Annett Vithlani: Zunächst gab es eine gründliche Bestandsaufnahme: Wer sind wir? Welche Identität hat die Marke? Wie kommunizieren wir bisher? Welche Strategie steht dahinter? Wir luden Kollegen aus verschiedenen Abteilungen der Wala zu Workshops ein – Heilpflanzengarten, Entwicklung, medizinischer Außendienst. Diese Zusammenarbeit führte zu spannenden Erkenntnissen. Basierend auf den  Unternehmenswerten und den Leitideen der Wala untersuchten wir die Besonderheiten und Charaktereigenschaften der Marke Wala Arzneimittel.
Quell: Was kam nach der Analyse?
Annett Vithlani: Die Neugestaltung. Wir wollten sie allerdings nicht einfach in Auftrag geben und irgendwann ein Ergebnis präsentiert bekommen. Unser Wunsch war, aktiv mitzuarbeiten! Zum Glück fanden wir den perfekten Partner: Die Kreativagentur Stan Hema aus Berlin kannte die Wala bereits, war offen für unsere Philosophie und für ein gemeinsames Arbeiten.

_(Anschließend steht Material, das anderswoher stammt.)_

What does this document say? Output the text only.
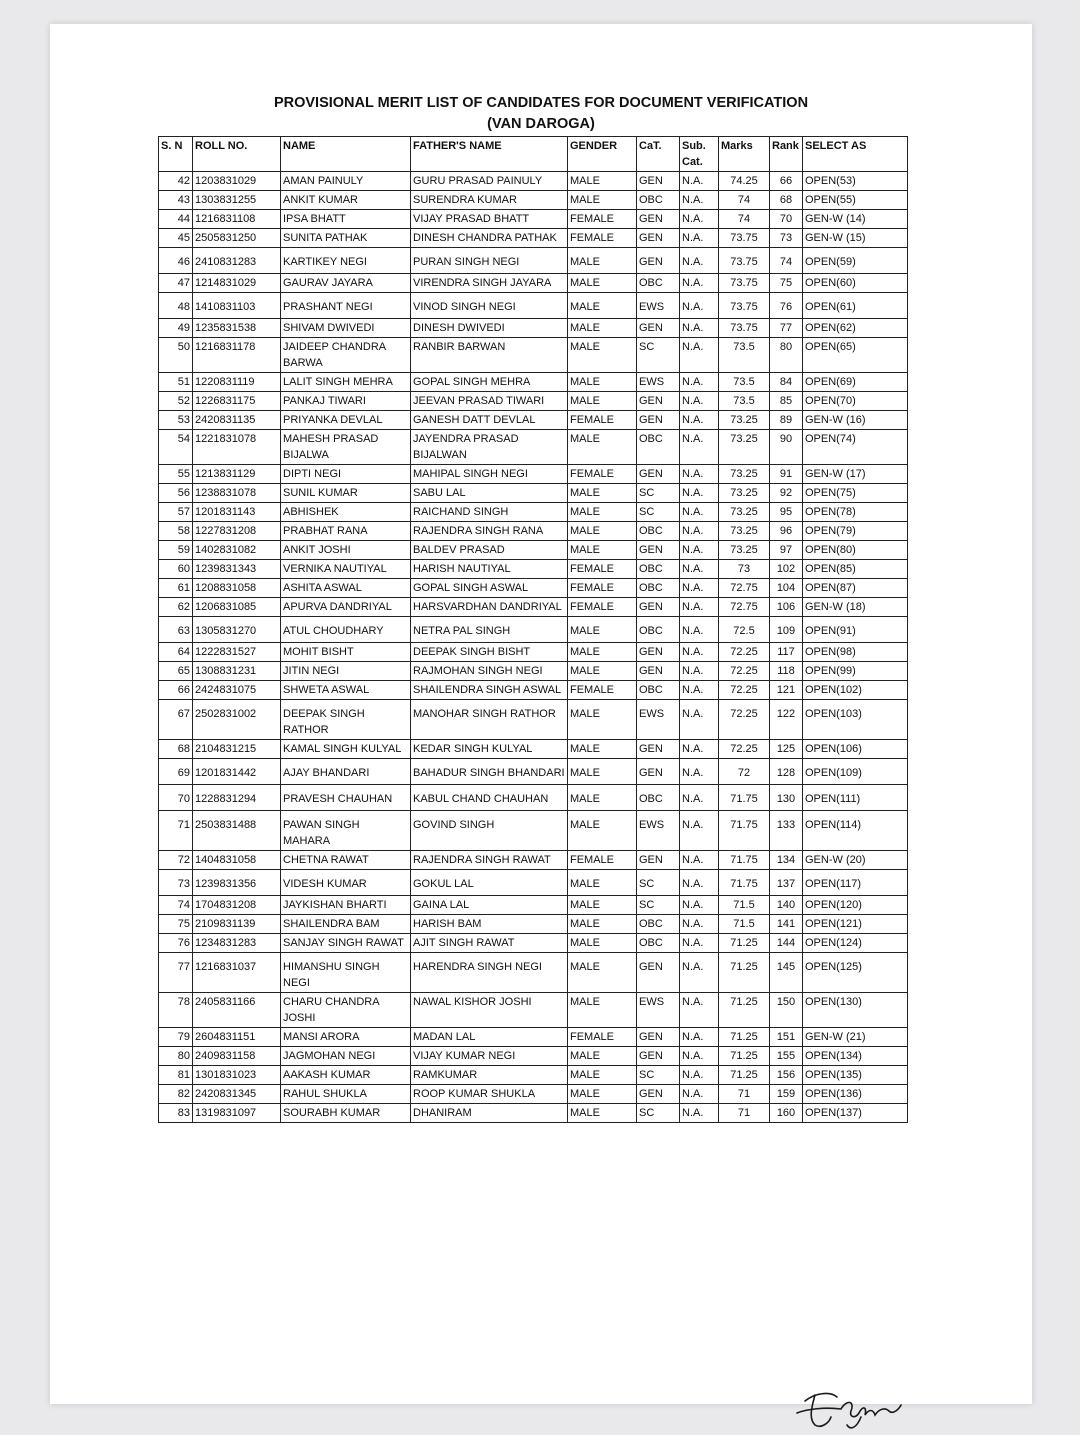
PROVISIONAL MERIT LIST OF CANDIDATES FOR DOCUMENT VERIFICATION
(VAN DAROGA)
S. N	ROLL NO.	NAME	FATHER'S NAME	GENDER	CaT.	Sub. Cat.	Marks	Rank	SELECT AS
42	1203831029	AMAN PAINULY	GURU PRASAD PAINULY	MALE	GEN	N.A.	74.25	66	OPEN(53)
43	1303831255	ANKIT KUMAR	SURENDRA KUMAR	MALE	OBC	N.A.	74	68	OPEN(55)
44	1216831108	IPSA BHATT	VIJAY PRASAD BHATT	FEMALE	GEN	N.A.	74	70	GEN-W (14)
45	2505831250	SUNITA PATHAK	DINESH CHANDRA PATHAK	FEMALE	GEN	N.A.	73.75	73	GEN-W (15)
46	2410831283	KARTIKEY NEGI	PURAN SINGH NEGI	MALE	GEN	N.A.	73.75	74	OPEN(59)
47	1214831029	GAURAV JAYARA	VIRENDRA SINGH JAYARA	MALE	OBC	N.A.	73.75	75	OPEN(60)
48	1410831103	PRASHANT NEGI	VINOD SINGH NEGI	MALE	EWS	N.A.	73.75	76	OPEN(61)
49	1235831538	SHIVAM DWIVEDI	DINESH DWIVEDI	MALE	GEN	N.A.	73.75	77	OPEN(62)
50	1216831178	JAIDEEP CHANDRA BARWA	RANBIR BARWAN	MALE	SC	N.A.	73.5	80	OPEN(65)
51	1220831119	LALIT SINGH MEHRA	GOPAL SINGH MEHRA	MALE	EWS	N.A.	73.5	84	OPEN(69)
52	1226831175	PANKAJ TIWARI	JEEVAN PRASAD TIWARI	MALE	GEN	N.A.	73.5	85	OPEN(70)
53	2420831135	PRIYANKA DEVLAL	GANESH DATT DEVLAL	FEMALE	GEN	N.A.	73.25	89	GEN-W (16)
54	1221831078	MAHESH PRASAD BIJALWA	JAYENDRA PRASAD BIJALWAN	MALE	OBC	N.A.	73.25	90	OPEN(74)
55	1213831129	DIPTI NEGI	MAHIPAL SINGH NEGI	FEMALE	GEN	N.A.	73.25	91	GEN-W (17)
56	1238831078	SUNIL KUMAR	SABU LAL	MALE	SC	N.A.	73.25	92	OPEN(75)
57	1201831143	ABHISHEK	RAICHAND SINGH	MALE	SC	N.A.	73.25	95	OPEN(78)
58	1227831208	PRABHAT RANA	RAJENDRA SINGH RANA	MALE	OBC	N.A.	73.25	96	OPEN(79)
59	1402831082	ANKIT JOSHI	BALDEV PRASAD	MALE	GEN	N.A.	73.25	97	OPEN(80)
60	1239831343	VERNIKA NAUTIYAL	HARISH NAUTIYAL	FEMALE	OBC	N.A.	73	102	OPEN(85)
61	1208831058	ASHITA ASWAL	GOPAL SINGH ASWAL	FEMALE	OBC	N.A.	72.75	104	OPEN(87)
62	1206831085	APURVA DANDRIYAL	HARSVARDHAN DANDRIYAL	FEMALE	GEN	N.A.	72.75	106	GEN-W (18)
63	1305831270	ATUL CHOUDHARY	NETRA PAL SINGH	MALE	OBC	N.A.	72.5	109	OPEN(91)
64	1222831527	MOHIT BISHT	DEEPAK SINGH BISHT	MALE	GEN	N.A.	72.25	117	OPEN(98)
65	1308831231	JITIN NEGI	RAJMOHAN SINGH NEGI	MALE	GEN	N.A.	72.25	118	OPEN(99)
66	2424831075	SHWETA ASWAL	SHAILENDRA SINGH ASWAL	FEMALE	OBC	N.A.	72.25	121	OPEN(102)
67	2502831002	DEEPAK SINGH RATHOR	MANOHAR SINGH RATHOR	MALE	EWS	N.A.	72.25	122	OPEN(103)
68	2104831215	KAMAL SINGH KULYAL	KEDAR SINGH KULYAL	MALE	GEN	N.A.	72.25	125	OPEN(106)
69	1201831442	AJAY BHANDARI	BAHADUR SINGH BHANDARI	MALE	GEN	N.A.	72	128	OPEN(109)
70	1228831294	PRAVESH CHAUHAN	KABUL CHAND CHAUHAN	MALE	OBC	N.A.	71.75	130	OPEN(111)
71	2503831488	PAWAN SINGH MAHARA	GOVIND SINGH	MALE	EWS	N.A.	71.75	133	OPEN(114)
72	1404831058	CHETNA RAWAT	RAJENDRA SINGH RAWAT	FEMALE	GEN	N.A.	71.75	134	GEN-W (20)
73	1239831356	VIDESH KUMAR	GOKUL LAL	MALE	SC	N.A.	71.75	137	OPEN(117)
74	1704831208	JAYKISHAN BHARTI	GAINA LAL	MALE	SC	N.A.	71.5	140	OPEN(120)
75	2109831139	SHAILENDRA BAM	HARISH BAM	MALE	OBC	N.A.	71.5	141	OPEN(121)
76	1234831283	SANJAY SINGH RAWAT	AJIT SINGH RAWAT	MALE	OBC	N.A.	71.25	144	OPEN(124)
77	1216831037	HIMANSHU SINGH NEGI	HARENDRA SINGH NEGI	MALE	GEN	N.A.	71.25	145	OPEN(125)
78	2405831166	CHARU CHANDRA JOSHI	NAWAL KISHOR JOSHI	MALE	EWS	N.A.	71.25	150	OPEN(130)
79	2604831151	MANSI ARORA	MADAN LAL	FEMALE	GEN	N.A.	71.25	151	GEN-W (21)
80	2409831158	JAGMOHAN NEGI	VIJAY KUMAR NEGI	MALE	GEN	N.A.	71.25	155	OPEN(134)
81	1301831023	AAKASH KUMAR	RAMKUMAR	MALE	SC	N.A.	71.25	156	OPEN(135)
82	2420831345	RAHUL SHUKLA	ROOP KUMAR SHUKLA	MALE	GEN	N.A.	71	159	OPEN(136)
83	1319831097	SOURABH KUMAR	DHANIRAM	MALE	SC	N.A.	71	160	OPEN(137)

Quell: Womit haben Sie begonnen?
Annett Vithlani: Wir schauten uns zunächst die bisherigen Gestaltungselemente an: zum Beispiel das Wala-Rot oder den asymmetrischen Bogen auf den Arzneimittelpackungen. All das dient der Wiedererkennung. Dann überlegten wir: Wie müssen wir bestehende Elemente verändern, um unsere Botschaft noch besser nach außen zu transportieren? Das Rot durfte bleiben, aber wir machten es heller, wärmer und leuchtender, mit mehr Gelbanteil. Auch der Bogen bleibt erhalten. Künftig ist er jedoch symmetrisch – wie eine Schale, in der man etwas anbietet. Sie drückt etwas Hüllendes, etwas Tragendes aus. U Unsere Gestaltungsidee war: aus der Mitte wachsend. Und da wir ja weg wollten von einem starren Korsett, arbeiten wir künftig deutlich mutiger und spielerischer damit.
Quell: Ist noch etwas anders geworden?
Annett Vithlani: Wir haben uns wirklich alles angeschaut – von der Schrift über alle Formate der Marke bis hin zu den Broschüren und dem Webauftritt. Immer wieder fragten wir uns: Strahlt dieses Element aus, was wir rüberbringen wollen? Wir stellen schließlich Naturarzneimittel her – und zwar in ganz besonderer Qualität! Schnell gelangten wir auch zum Thema Material. Unsere Ausgangsmaterialien sollten ebenfalls unsere enge Verbindung mit der Natur vermitteln. Also achteten wir auf Siegel wie den Blauen Engel, auf Biobaumwolle, auf eine GOTS-Zertifizierung* , auf Leinen und naturbelassenes Packpapier.
Quell: Was hat es mit den neuen Heilpflanzenzeichnungen auf sich?
Annett Vithlani: Wir wollten ein Zeichen für die Qualität unserer Rohstoffe und Prozesse setzen. Unser Heilpflanzenwissen ist unsere Stärke, unsere Kernkompetenz, wie man heute so schön sagt. Wir entschieden deshalb, das Wesen unserer wichtigsten Heilpflanzen zeichnen zu lassen, ihre Persönlichkeit zu porträtieren. Und zwar von der Wurzel bis zur Blütenspitze. Denn so betrachten wir die Pflanzen auch in der Medizin und in der Herstellung: Welche Wirkung hat welcher Pflanzenteil, wann müssen wir ihn ernten und wann verarbeiten?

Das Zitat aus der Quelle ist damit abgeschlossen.